Objective: To explore contributions of the degree of SMR using the effective regurgitation orifice area (EROA), regurgitant volume (RV), and LVEDVi to the benefit of TMVr in the COAPT trial.

Design, setting, and participants: This post hoc secondary analysis of the COAPT randomized clinical trial performed December 27, 2012, to June 23, 2017, evaluated a subgroup of COAPT patients (group 1) with characteristics consistent with patients enrolled in MITRA-FR (n = 56) (HF with grade 3+ to 4+ SMR, left ventricular ejection fraction of 20%-50%, and New York Heart Association function class II-IV) compared with remaining (group 2) COAPT patients (n = 492) using the end point of ACM or HFH at 24 months, components of the primary end point, and quality of life (QOL) (per the Kansas City Cardiomyopathy Questionnaire overall summary score) and 6-minute walk distance (6MWD).

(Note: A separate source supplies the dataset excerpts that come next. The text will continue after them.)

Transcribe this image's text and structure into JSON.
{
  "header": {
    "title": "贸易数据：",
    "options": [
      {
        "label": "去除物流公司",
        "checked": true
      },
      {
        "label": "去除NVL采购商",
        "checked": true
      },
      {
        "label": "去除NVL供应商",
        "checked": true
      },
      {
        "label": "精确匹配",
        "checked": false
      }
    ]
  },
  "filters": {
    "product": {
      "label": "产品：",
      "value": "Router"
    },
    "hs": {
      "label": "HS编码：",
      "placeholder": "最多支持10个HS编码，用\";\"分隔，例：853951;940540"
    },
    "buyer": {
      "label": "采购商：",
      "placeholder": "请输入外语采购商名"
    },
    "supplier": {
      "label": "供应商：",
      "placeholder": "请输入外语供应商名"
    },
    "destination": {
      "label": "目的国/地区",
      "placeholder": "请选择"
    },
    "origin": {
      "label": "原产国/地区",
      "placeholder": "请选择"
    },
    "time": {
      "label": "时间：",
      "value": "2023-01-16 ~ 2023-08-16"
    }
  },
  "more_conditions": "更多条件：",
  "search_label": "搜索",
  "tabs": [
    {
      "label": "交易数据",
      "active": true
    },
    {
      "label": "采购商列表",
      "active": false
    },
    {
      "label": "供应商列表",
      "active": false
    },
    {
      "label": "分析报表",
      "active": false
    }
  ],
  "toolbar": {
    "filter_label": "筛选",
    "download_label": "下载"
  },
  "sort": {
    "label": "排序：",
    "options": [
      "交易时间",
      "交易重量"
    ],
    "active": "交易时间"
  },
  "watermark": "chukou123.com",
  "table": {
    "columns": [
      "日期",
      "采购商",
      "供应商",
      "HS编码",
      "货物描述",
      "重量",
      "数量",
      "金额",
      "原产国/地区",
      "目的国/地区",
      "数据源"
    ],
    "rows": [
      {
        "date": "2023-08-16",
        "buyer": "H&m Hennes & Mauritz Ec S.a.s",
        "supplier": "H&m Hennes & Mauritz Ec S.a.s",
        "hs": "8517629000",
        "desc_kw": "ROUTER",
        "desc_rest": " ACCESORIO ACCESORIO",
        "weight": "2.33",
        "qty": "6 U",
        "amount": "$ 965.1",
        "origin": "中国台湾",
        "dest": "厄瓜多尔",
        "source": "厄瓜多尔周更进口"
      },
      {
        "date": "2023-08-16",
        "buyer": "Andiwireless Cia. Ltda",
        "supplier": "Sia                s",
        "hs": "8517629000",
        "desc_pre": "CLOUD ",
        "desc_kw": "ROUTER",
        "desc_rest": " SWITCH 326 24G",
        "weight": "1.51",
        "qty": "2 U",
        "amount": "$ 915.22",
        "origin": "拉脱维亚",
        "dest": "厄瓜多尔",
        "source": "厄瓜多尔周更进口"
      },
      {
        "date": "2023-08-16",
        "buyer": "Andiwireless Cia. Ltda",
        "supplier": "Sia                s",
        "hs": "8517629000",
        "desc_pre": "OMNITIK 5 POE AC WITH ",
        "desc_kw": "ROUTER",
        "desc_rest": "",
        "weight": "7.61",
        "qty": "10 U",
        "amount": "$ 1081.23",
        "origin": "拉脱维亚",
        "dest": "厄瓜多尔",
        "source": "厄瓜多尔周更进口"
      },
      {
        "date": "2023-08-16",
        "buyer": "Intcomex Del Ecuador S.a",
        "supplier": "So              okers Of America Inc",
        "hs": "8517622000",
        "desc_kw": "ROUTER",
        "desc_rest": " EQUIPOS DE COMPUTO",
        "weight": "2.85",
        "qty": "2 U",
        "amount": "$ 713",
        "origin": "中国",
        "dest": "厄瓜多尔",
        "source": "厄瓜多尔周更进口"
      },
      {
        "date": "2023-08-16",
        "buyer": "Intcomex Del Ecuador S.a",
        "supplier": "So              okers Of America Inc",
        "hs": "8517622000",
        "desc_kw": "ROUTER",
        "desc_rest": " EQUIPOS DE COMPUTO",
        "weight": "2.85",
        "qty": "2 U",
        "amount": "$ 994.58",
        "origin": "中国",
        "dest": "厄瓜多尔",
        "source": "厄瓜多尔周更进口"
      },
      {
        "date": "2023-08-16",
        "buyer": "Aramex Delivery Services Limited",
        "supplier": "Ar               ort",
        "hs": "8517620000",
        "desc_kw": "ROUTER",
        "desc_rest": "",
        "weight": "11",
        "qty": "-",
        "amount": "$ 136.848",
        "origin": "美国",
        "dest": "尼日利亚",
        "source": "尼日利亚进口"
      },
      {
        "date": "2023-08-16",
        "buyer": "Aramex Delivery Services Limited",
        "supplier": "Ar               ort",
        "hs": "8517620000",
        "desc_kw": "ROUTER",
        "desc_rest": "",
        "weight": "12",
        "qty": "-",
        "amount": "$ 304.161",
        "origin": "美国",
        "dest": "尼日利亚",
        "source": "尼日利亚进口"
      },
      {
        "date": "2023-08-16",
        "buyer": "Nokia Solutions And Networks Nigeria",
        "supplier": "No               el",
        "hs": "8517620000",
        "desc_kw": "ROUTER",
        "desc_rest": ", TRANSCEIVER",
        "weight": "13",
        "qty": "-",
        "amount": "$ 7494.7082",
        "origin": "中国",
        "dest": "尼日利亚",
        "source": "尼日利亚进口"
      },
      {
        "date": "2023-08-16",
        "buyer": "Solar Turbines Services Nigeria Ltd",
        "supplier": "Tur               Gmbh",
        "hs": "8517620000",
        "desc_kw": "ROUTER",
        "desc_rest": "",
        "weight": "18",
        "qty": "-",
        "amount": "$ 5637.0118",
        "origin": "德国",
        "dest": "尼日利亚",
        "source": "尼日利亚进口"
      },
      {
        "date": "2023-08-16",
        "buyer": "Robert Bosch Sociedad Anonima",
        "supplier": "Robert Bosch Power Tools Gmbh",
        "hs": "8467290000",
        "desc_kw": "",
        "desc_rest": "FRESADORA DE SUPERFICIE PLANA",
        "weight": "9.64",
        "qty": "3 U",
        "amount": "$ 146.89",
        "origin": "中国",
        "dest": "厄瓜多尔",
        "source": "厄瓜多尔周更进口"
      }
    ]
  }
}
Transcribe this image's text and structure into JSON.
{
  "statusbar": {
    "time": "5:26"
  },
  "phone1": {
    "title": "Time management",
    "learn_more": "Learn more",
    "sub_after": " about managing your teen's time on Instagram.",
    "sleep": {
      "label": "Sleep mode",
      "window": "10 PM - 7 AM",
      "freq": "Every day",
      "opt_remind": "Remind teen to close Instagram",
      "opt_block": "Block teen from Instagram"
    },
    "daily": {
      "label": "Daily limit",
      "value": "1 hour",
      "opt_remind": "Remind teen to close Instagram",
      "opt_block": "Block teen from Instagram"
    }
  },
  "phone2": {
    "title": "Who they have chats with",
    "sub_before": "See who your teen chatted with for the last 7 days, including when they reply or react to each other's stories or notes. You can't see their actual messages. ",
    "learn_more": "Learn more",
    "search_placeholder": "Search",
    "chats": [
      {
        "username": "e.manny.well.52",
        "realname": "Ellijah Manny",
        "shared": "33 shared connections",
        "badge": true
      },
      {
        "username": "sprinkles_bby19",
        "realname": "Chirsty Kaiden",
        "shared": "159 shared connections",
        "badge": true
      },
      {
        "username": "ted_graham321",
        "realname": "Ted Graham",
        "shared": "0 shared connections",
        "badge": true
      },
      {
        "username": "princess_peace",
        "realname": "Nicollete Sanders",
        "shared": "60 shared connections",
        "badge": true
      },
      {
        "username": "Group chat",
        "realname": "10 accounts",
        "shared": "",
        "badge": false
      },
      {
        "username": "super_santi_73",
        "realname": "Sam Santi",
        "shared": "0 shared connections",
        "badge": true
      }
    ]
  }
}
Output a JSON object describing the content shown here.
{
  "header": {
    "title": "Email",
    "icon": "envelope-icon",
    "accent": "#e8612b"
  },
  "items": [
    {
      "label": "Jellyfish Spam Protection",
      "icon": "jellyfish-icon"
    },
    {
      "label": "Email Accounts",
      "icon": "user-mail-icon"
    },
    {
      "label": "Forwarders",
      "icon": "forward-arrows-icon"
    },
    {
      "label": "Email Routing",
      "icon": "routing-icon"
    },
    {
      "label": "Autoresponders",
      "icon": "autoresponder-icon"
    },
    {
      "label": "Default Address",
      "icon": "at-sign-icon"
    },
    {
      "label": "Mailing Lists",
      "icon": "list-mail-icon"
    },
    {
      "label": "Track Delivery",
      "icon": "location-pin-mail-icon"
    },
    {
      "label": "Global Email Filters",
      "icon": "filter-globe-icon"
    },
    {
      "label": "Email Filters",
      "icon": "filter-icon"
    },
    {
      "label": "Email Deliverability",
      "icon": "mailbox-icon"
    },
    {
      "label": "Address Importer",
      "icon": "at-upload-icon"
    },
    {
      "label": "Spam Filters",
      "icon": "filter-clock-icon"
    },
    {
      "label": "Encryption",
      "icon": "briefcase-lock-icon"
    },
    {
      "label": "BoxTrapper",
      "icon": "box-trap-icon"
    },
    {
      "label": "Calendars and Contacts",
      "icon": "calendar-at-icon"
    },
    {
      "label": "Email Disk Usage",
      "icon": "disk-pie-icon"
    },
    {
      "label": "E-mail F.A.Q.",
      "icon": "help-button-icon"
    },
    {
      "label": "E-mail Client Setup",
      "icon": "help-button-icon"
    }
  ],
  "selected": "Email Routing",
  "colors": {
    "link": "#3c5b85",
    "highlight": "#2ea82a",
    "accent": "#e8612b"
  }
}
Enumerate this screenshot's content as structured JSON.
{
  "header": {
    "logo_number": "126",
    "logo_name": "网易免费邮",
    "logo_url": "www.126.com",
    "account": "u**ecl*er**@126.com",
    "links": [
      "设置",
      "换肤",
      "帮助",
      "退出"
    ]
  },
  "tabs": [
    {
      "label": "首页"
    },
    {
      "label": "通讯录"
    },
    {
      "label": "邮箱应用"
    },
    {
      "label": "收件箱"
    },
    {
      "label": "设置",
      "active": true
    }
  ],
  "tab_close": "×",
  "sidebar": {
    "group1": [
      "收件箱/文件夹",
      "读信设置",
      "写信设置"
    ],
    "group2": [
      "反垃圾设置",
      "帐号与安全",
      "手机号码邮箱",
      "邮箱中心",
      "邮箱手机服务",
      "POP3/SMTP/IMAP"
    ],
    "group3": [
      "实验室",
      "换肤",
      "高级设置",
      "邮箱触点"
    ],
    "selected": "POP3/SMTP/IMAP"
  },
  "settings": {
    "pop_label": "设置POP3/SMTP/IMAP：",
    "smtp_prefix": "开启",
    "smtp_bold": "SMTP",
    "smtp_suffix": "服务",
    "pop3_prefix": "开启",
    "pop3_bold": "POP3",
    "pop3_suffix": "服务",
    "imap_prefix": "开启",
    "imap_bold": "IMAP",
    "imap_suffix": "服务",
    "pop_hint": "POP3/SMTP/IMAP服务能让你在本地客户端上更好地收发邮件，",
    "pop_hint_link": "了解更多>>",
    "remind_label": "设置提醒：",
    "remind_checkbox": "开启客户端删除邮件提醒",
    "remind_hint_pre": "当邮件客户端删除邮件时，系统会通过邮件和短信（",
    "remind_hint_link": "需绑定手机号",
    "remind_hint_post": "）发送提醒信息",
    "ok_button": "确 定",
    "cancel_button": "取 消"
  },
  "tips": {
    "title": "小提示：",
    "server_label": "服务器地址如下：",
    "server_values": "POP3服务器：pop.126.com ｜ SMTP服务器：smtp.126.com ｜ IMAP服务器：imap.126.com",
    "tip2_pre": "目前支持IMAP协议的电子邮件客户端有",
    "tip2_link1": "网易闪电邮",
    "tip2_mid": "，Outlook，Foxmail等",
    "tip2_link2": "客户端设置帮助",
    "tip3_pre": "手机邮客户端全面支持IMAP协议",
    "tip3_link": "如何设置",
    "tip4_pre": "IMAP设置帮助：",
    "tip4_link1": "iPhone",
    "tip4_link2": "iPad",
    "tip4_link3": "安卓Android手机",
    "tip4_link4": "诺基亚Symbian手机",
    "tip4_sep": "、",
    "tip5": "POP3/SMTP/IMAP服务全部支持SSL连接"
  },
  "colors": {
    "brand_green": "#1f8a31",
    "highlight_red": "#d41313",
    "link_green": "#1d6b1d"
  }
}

The same end points were evaluated in 6 subgroups of COAPT by combinations of EROA and LVEDVi and of RV relative to LVEDVi.

Interventions: Interventions were TMVr plus GDMT vs GDMT alone.

Results: A total of 548 participants (mean [SD] age, 71.9 [11.2] years; 351 [64%] male) were included. In group 1, no significant difference was found in the composite rate of ACM or HFH between TMVr plus GDMT vs GDMT alone at 24 months (27.8% vs 33.1%, P = .83) compared with a significant difference at 24 months (31.5% vs 50.2%, P < .001) in group 2. However, patients randomized to receive TMVr vs those treated with GDMT alone had significantly greater improvement in QOL at 12 months (mean [SD] Kansas City Cardiomyopathy Questionnaire summary scores: group 1: 18.36 [5.38] vs 0.43 [4.00] points; P = .01; group 2: 16.54 [1.57] vs 5.78 [1.82] points; P < .001). Group 1 TMVr-randomized patients vs those treated with GDMT alone also had significantly greater improvement in 6MWD at 12 months (mean [SD] paired improvement: 39.0 [28.6] vs -48.0 [18.6] m; P = .02). Group 2 TMVr-randomized patients vs those treated with GDMT alone tended to have greater improvement in 6MWD at 12 months, but the difference did not reach statistical significance (mean [SD] paired improvement: 35.0 [7.7] vs 16.0 [9.1] m; P = .11).

Conclusions and relevance: A small subgroup of COAPT-resembling patients enrolled in MITRA-FR did not achieve improvement in ACM or HFH at 24 months but had a significant benefit on patient-centered outcomes (eg, QOL and 6MWD). Further subgroup analyses with 24-month follow-up suggest that the benefit of TMVr is not fully supported by the proportionate-disproportionate hypothesis.

Trial registration: ClinicalTrials.gov Identifier: NCT01626079.